The objections to the name are grounded in the notion that the word itself is offensive, no matter how or why it's used or why the franchise won't change it, and therefore it should not appear in print or online.

And some journalists choose to not use the term "Redskins" which doesn't change the meaning of what they write at all. The information is still the same. 

But if we're to apply that logic to similar terms or words, there should have been media who referred to this former NFL quarterback as Chris Guy Who Went To Louisville. See if you can find anyone who did.

Okay, so it's really hard to take this guy seriously when he writes shit like this. For a guy who writes in a "no nonsense" fashion these are two sentences full of nonsense.
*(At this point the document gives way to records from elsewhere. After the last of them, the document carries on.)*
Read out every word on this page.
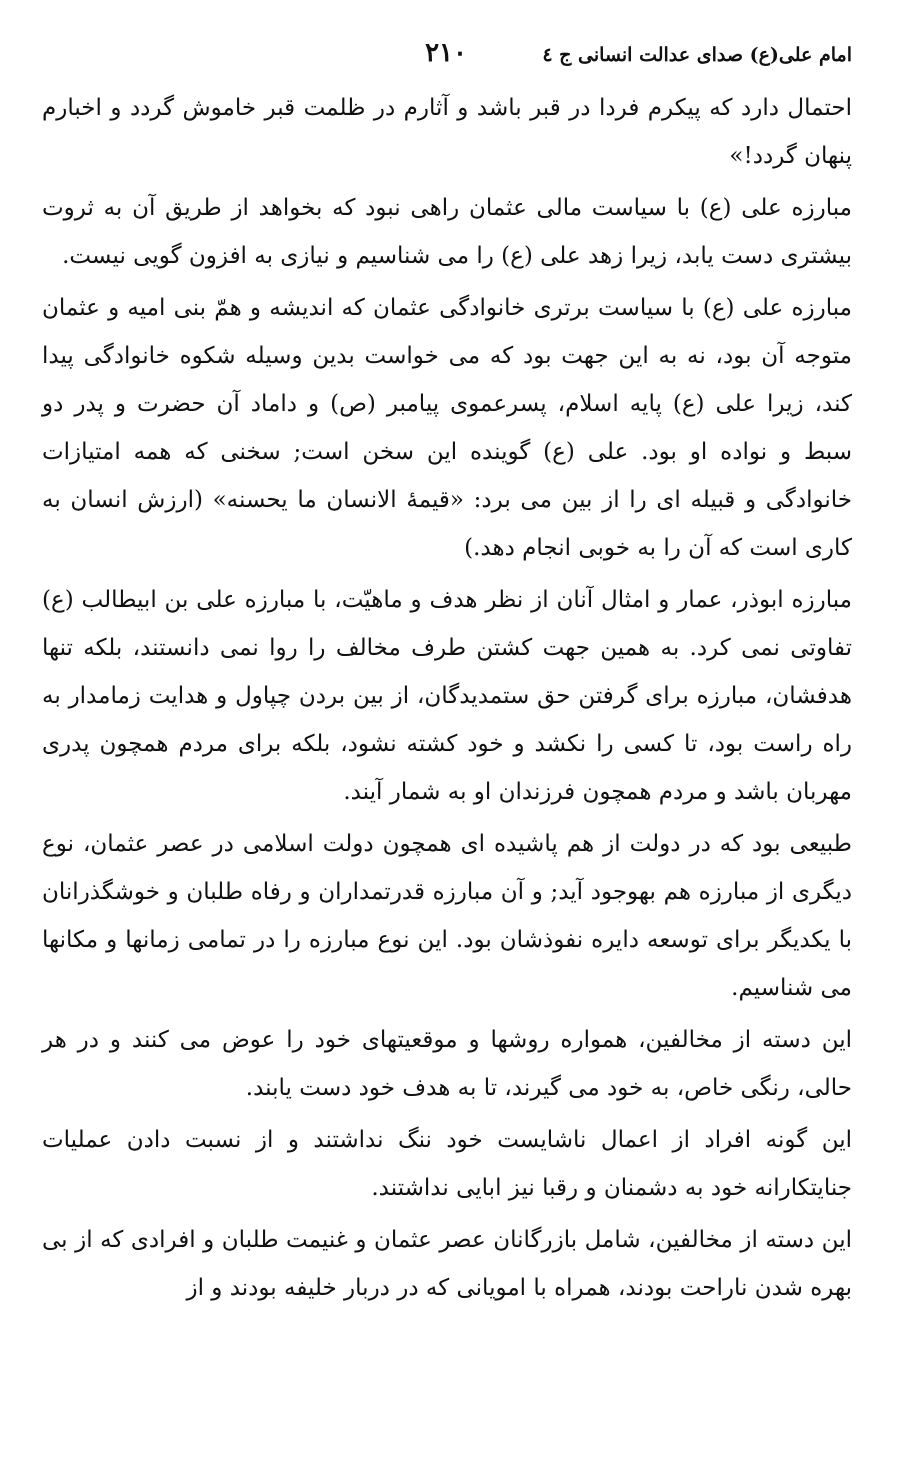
امام علی(ع) صدای عدالت انسانی ج ٤
٢١٠

احتمال دارد که پیکرم فردا در قبر باشد و آثارم در ظلمت قبر خاموش گردد و اخبارم پنهان گردد!»

مبارزه علی (ع) با سیاست مالی عثمان راهی نبود که بخواهد از طریق آن به ثروت بیشتری دست یابد، زیرا زهد علی (ع) را می شناسیم و نیازی به افزون گویی نیست.

مبارزه علی (ع) با سیاست برتری خانوادگی عثمان که اندیشه و همّ بنی امیه و عثمان متوجه آن بود، نه به این جهت بود که می خواست بدین وسیله شکوه خانوادگی پیدا کند، زیرا علی (ع) پایه اسلام، پسرعموی پیامبر (ص) و داماد آن حضرت و پدر دو سبط و نواده او بود. علی (ع) گوینده این سخن است; سخنی که همه امتیازات خانوادگی و قبیله ای را از بین می برد: «قیمهٔ الانسان ما یحسنه» (ارزش انسان به کاری است که آن را به خوبی انجام دهد.)

مبارزه ابوذر، عمار و امثال آنان از نظر هدف و ماهیّت، با مبارزه علی بن ابیطالب (ع) تفاوتی نمی کرد. به همین جهت کشتن طرف مخالف را روا نمی دانستند، بلکه تنها هدفشان، مبارزه برای گرفتن حق ستمدیدگان، از بین بردن چپاول و هدایت زمامدار به راه راست بود، تا کسی را نکشد و خود کشته نشود، بلکه برای مردم همچون پدری مهربان باشد و مردم همچون فرزندان او به شمار آیند.

طبیعی بود که در دولت از هم پاشیده ای همچون دولت اسلامی در عصر عثمان، نوع دیگری از مبارزه هم بهوجود آید; و آن مبارزه قدرتمداران و رفاه طلبان و خوشگذرانان با یکدیگر برای توسعه دایره نفوذشان بود. این نوع مبارزه را در تمامی زمانها و مکانها می شناسیم.

این دسته از مخالفین، همواره روشها و موقعیتهای خود را عوض می کنند و در هر حالی، رنگی خاص، به خود می گیرند، تا به هدف خود دست یابند.

این گونه افراد از اعمال ناشایست خود ننگ نداشتند و از نسبت دادن عملیات جنایتکارانه خود به دشمنان و رقبا نیز ابایی نداشتند.

این دسته از مخالفین، شامل بازرگانان عصر عثمان و غنیمت طلبان و افرادی که از بی بهره شدن ناراحت بودند، همراه با امویانی که در دربار خلیفه بودند و از
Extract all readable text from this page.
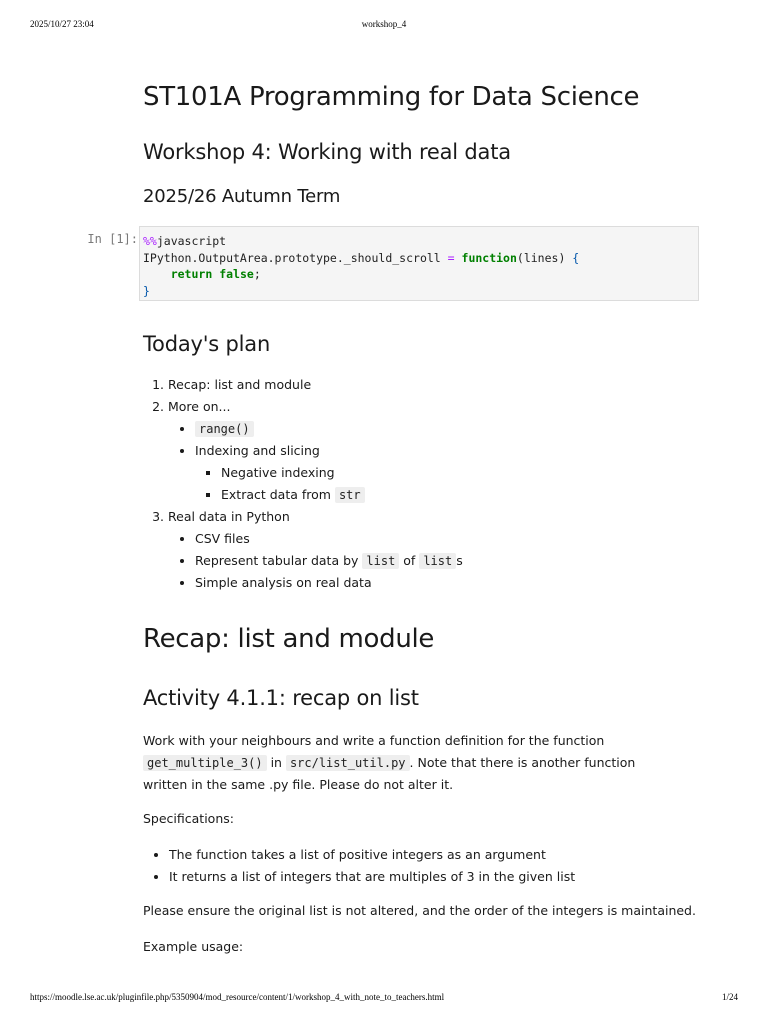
2025/10/27 23:04	workshop_4
ST101A Programming for Data Science
Workshop 4: Working with real data
2025/26 Autumn Term
In [1]: %%javascript
IPython.OutputArea.prototype._should_scroll = function(lines) {
return false;
}
Today's plan
1. Recap: list and module
2. More on...
• range()
• Indexing and slicing
▪ Negative indexing
▪ Extract data from str
3. Real data in Python
• CSV files
• Represent tabular data by list of list s
• Simple analysis on real data
Recap: list and module
Activity 4.1.1: recap on list

Work with your neighbours and write a function definition for the function
get_multiple_3() in src/list_util.py . Note that there is another function
written in the same .py file. Please do not alter it.

Specifications:

• The function takes a list of positive integers as an argument
• It returns a list of integers that are multiples of 3 in the given list

Please ensure the original list is not altered, and the order of the integers is maintained.

Example usage:

https://moodle.lse.ac.uk/pluginfile.php/5350904/mod_resource/content/1/workshop_4_with_note_to_teachers.html	1/24
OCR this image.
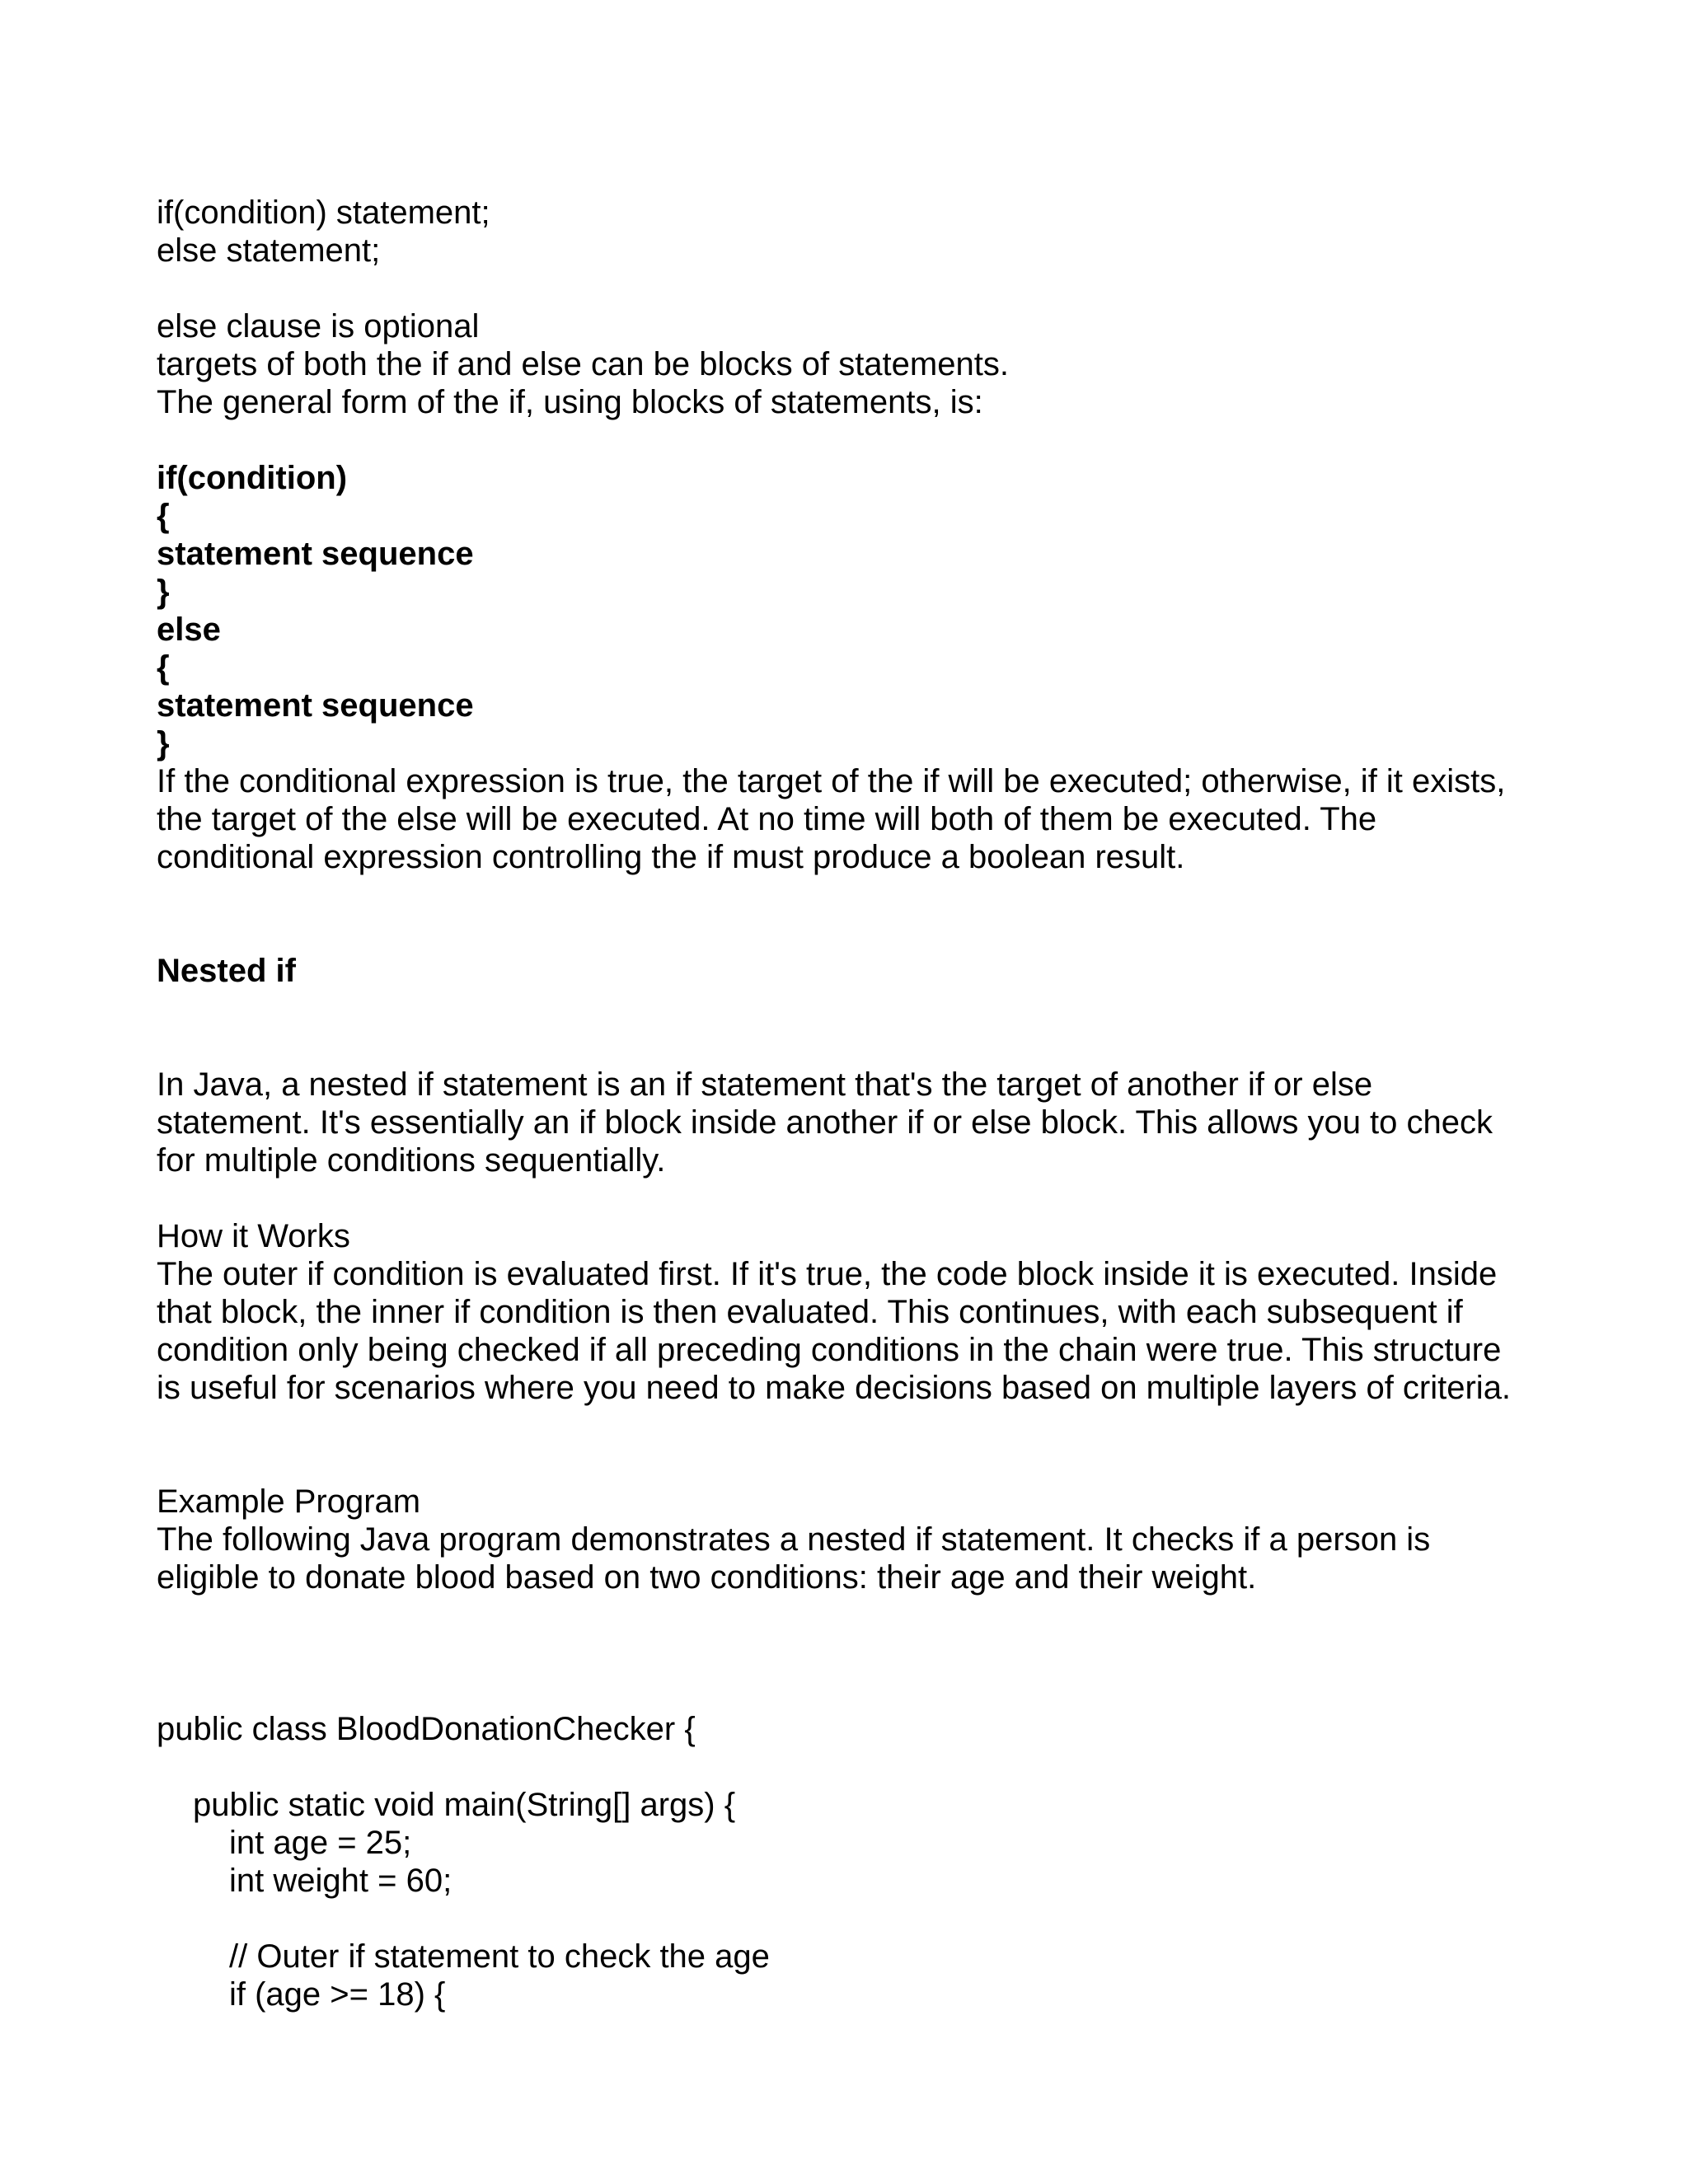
if(condition) statement;
else statement;
else clause is optional
targets of both the if and else can be blocks of statements.
The general form of the if, using blocks of statements, is:
if(condition)
{
statement sequence
}
else
{
statement sequence
}
If the conditional expression is true, the target of the if will be executed; otherwise, if it exists,
the target of the else will be executed. At no time will both of them be executed. The
conditional expression controlling the if must produce a boolean result.
Nested if
In Java, a nested if statement is an if statement that's the target of another if or else
statement. It's essentially an if block inside another if or else block. This allows you to check
for multiple conditions sequentially.
How it Works
The outer if condition is evaluated first. If it's true, the code block inside it is executed. Inside
that block, the inner if condition is then evaluated. This continues, with each subsequent if
condition only being checked if all preceding conditions in the chain were true. This structure
is useful for scenarios where you need to make decisions based on multiple layers of criteria.
Example Program
The following Java program demonstrates a nested if statement. It checks if a person is
eligible to donate blood based on two conditions: their age and their weight.
public class BloodDonationChecker {
public static void main(String[] args) {
int age = 25;
int weight = 60;
// Outer if statement to check the age
if (age >= 18) {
Chris Redman's name was "Chris Redman," so that's why he was referred to in that fashion. He could change his name, but it's not considered to be offensive like "Redskins" is deemed offensive. One is the name of a professional sports team and the other is the last name of a human. I don't see the parallel being drawn. 

I'm not arguing that the franchise should change its name or that it shouldn't,

Of course not. A person would be silly to think deeming those who refuse to use the term "Redskins" as lacking credibility and being dishonest is even close to supporting the Washington Redskins not change their team name. There is a much stronger parallel to Chris Redman having to change his name because no one finds it offensive. 

and I'm not arguing that it's wrong for a media member to support a name change and say so publicly.

Support the name change and do it publicly, but just don't write it down, then go about doing your job. That's the key. Support the name change. That's fine. Just don't use the term "Washington" in place of "Redskins" because that throws all journalistic credibility out the window. 

But I am arguing that even if Snyder were refusing to change the name solely because he was an overt bigot and racist, the journalistic responsibility to provide information to news consumers supersedes the desire to avoid offending anyone.

The information shouldn't change if the author is using the term "Redskins" or "Washington." I'm not sure how this is so confusing. 

"Redskins" is the official name of a franchise in the National Football League. It is a fact. You report facts.

They also play in Washington D.C. and calling them "Washington" is also reporting a fact. It's a very weak argument to claim journalistic credibility is being ruined by using "Washington" in place of "Redskins." This stand against the use of the R-word is just a refusal to use the word, not the very basis upon which a journalist discusses the Washington Redskins. Using the word or not using the word should not affect the coverage. 

You call them the Washington Redskins because it's their name, and because that's supposed to be your job.

If a journalist can call them the "Redskins" then why not call them "Washington"? And it's not necessarily "your job" to refer to the Washington Redskins as the "Redskins." The job is to present information about the NFL team in an accurate fashion. Calling them "Washington" should have no effect on that end goal.